6月23日にソフトバンクグループ(SBG)が開いた定時株主総会。質疑の中で孫正義会長兼社長は将来の後継について「69歳までには目星をつけないと」としつつも、米国の著名投資家ウォーレン・バフェット氏の例を引き「69歳を過ぎても社長をやっているかもしれない。最近、予防線を含めて言い始めている」と、さらなる続投を示唆した。孫氏は現在63歳。ソフトバンク・ビジョン・ファンド(SVF)を抱える世界有数の投資会社の後継者問題は、ことあるごとに課題として浮上しそうだ。

株主総会で株主の質問に答える孫正義氏
株主総会で株主の質問に答える孫正義氏

 株主総会は新型コロナウイルス感染防止の観点から、インターネットを活用して行われた。会社側の役員はリモート出席で、株主もリモートで参加可能にした。本社がある東京都港区のビルの1階ホールに設けられた会場を訪れる株主はまばらだった。

 孫氏が「最重要(課題)としてやっていきたい」と表明したのは、株主との質疑応答の最後に問われた後継問題だ。振り返れば、英ボーダフォンの日本法人や英アームなどを対象とした買収やSVFの資金調達などの大きなディールやそのタイミングの判断には、孫氏が大きな役割を果たしてきた。

 総会後に公表された2021年3月期の有価証券報告書には、「特に当社代表取締役会長兼社長執行役員である孫正義をはじめとする当社グループの経営陣に不測の事態が生じた場合には、ソフトバンクグループの活動全般に支障が生じる可能性があります」との言及があるほどだ。日本電産の永守重信氏やファーストリテイリングの柳井正氏についても、それぞれの会社の有価証券報告書に同様の記述がある。
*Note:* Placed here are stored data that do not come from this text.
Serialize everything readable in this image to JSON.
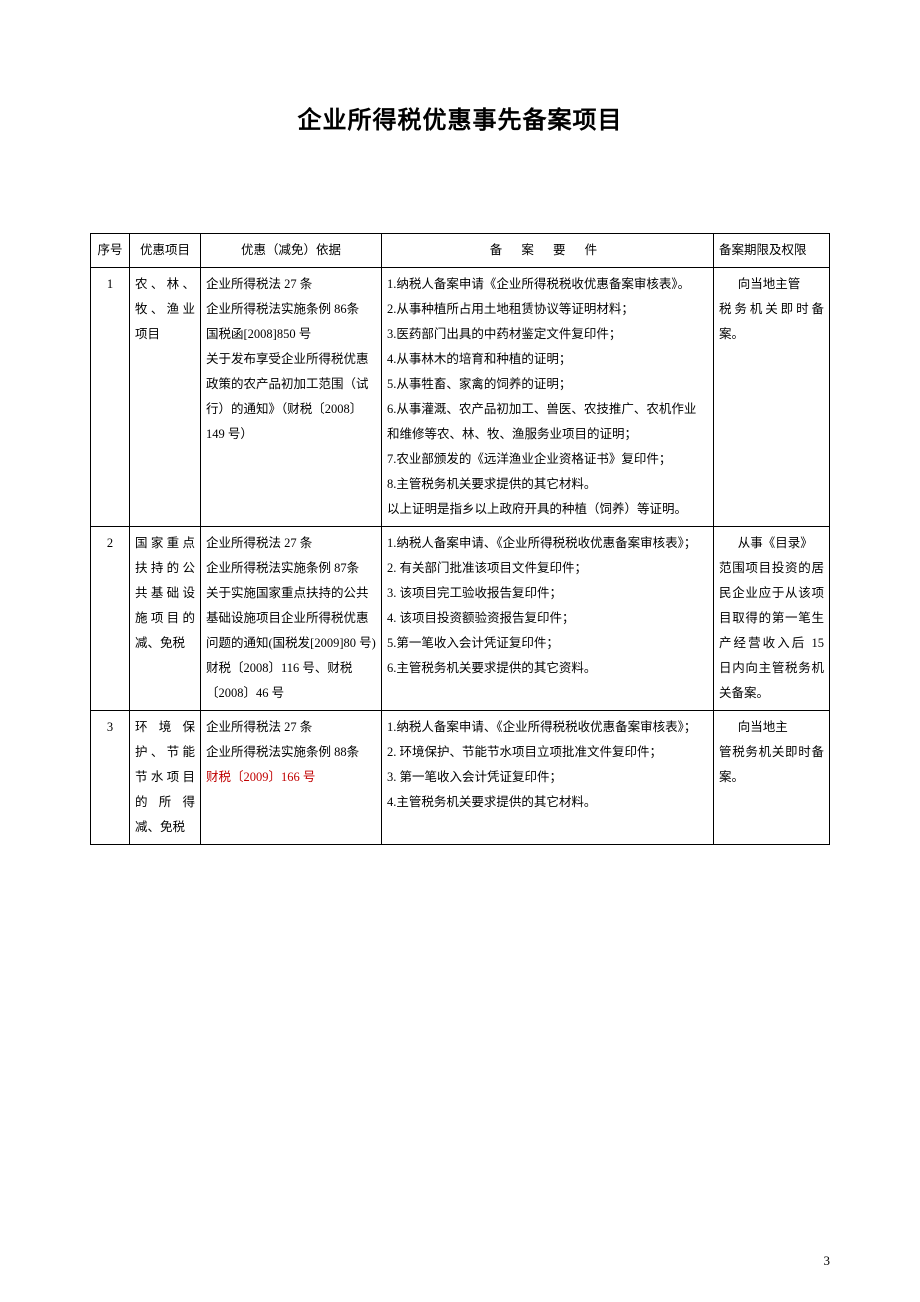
{
  "page": {
    "title": "企业所得税优惠事先备案项目",
    "page_number": "3"
  },
  "table": {
    "headers": {
      "index": "序号",
      "item": "优惠项目",
      "basis": "优惠（减免）依据",
      "requirements": "备 案 要 件",
      "period": "备案期限及权限"
    },
    "rows": [
      {
        "index": "1",
        "item": "农、林、牧、渔业项目",
        "basis": "企业所得税法 27 条\n企业所得税法实施条例 86条\n国税函[2008]850 号\n关于发布享受企业所得税优惠政策的农产品初加工范围（试行）的通知》（财税〔2008〕149 号）",
        "req": "1.纳税人备案申请《企业所得税税收优惠备案审核表》。\n2.从事种植所占用土地租赁协议等证明材料；\n3.医药部门出具的中药材鉴定文件复印件；\n4.从事林木的培育和种植的证明；\n5.从事牲畜、家禽的饲养的证明；\n6.从事灌溉、农产品初加工、兽医、农技推广、农机作业和维修等农、林、牧、渔服务业项目的证明；\n7.农业部颁发的《远洋渔业企业资格证书》复印件；\n8.主管税务机关要求提供的其它材料。\n以上证明是指乡以上政府开具的种植（饲养）等证明。",
        "period_indent": "向当地主管",
        "period_rest": "税务机关即时备案。"
      },
      {
        "index": "2",
        "item": "国家重点扶持的公共基础设施项目的减、免税",
        "basis": "企业所得税法 27 条\n企业所得税法实施条例 87条\n关于实施国家重点扶持的公共基础设施项目企业所得税优惠问题的通知(国税发[2009]80 号)\n财税〔2008〕116 号、财税〔2008〕46 号",
        "req": "1.纳税人备案申请、《企业所得税税收优惠备案审核表》；\n2. 有关部门批准该项目文件复印件；\n3. 该项目完工验收报告复印件；\n4. 该项目投资额验资报告复印件；\n5.第一笔收入会计凭证复印件；\n6.主管税务机关要求提供的其它资料。",
        "period_indent": "从事《目录》",
        "period_rest": "范围项目投资的居民企业应于从该项目取得的第一笔生产经营收入后 15 日内向主管税务机关备案。"
      },
      {
        "index": "3",
        "item": "环境保护、节能节水项目的所得减、免税",
        "basis_plain": "企业所得税法 27 条\n企业所得税法实施条例 88条",
        "basis_red": "财税〔2009〕166 号",
        "req": "1.纳税人备案申请、《企业所得税税收优惠备案审核表》；\n2. 环境保护、节能节水项目立项批准文件复印件；\n3. 第一笔收入会计凭证复印件；\n4.主管税务机关要求提供的其它材料。",
        "period_indent": "向当地主",
        "period_rest": "管税务机关即时备案。"
      }
    ]
  }
}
 「(取締役会では)最初の案を修正したり引っ込めたりすることもある」(孫氏)とはいえ、孫氏個人の決断力がSBGをここまで成長させてきたのは間違いない。それだけに後継問題は一筋縄ではいかない。かつて米グーグルから引き抜いたニケシュ・アローラ氏をSBGの副社長に据え、後継者候補にしていた。その後、孫氏が翻意して自ら社長を続投すると方針を変えたことがある。今回の「後継者探し」がどこまで本気なのか、いぶかる向きも根強い。

 総会に出席した60代の個人投資家は、「もし孫さんが体調不良になったら株価は下がるだろう。これ以上は(SBG株は)買いたくない。様子見だ」「(21日に個人向けに発行された)期間35年の劣後債も買いたくなかった」と話していた。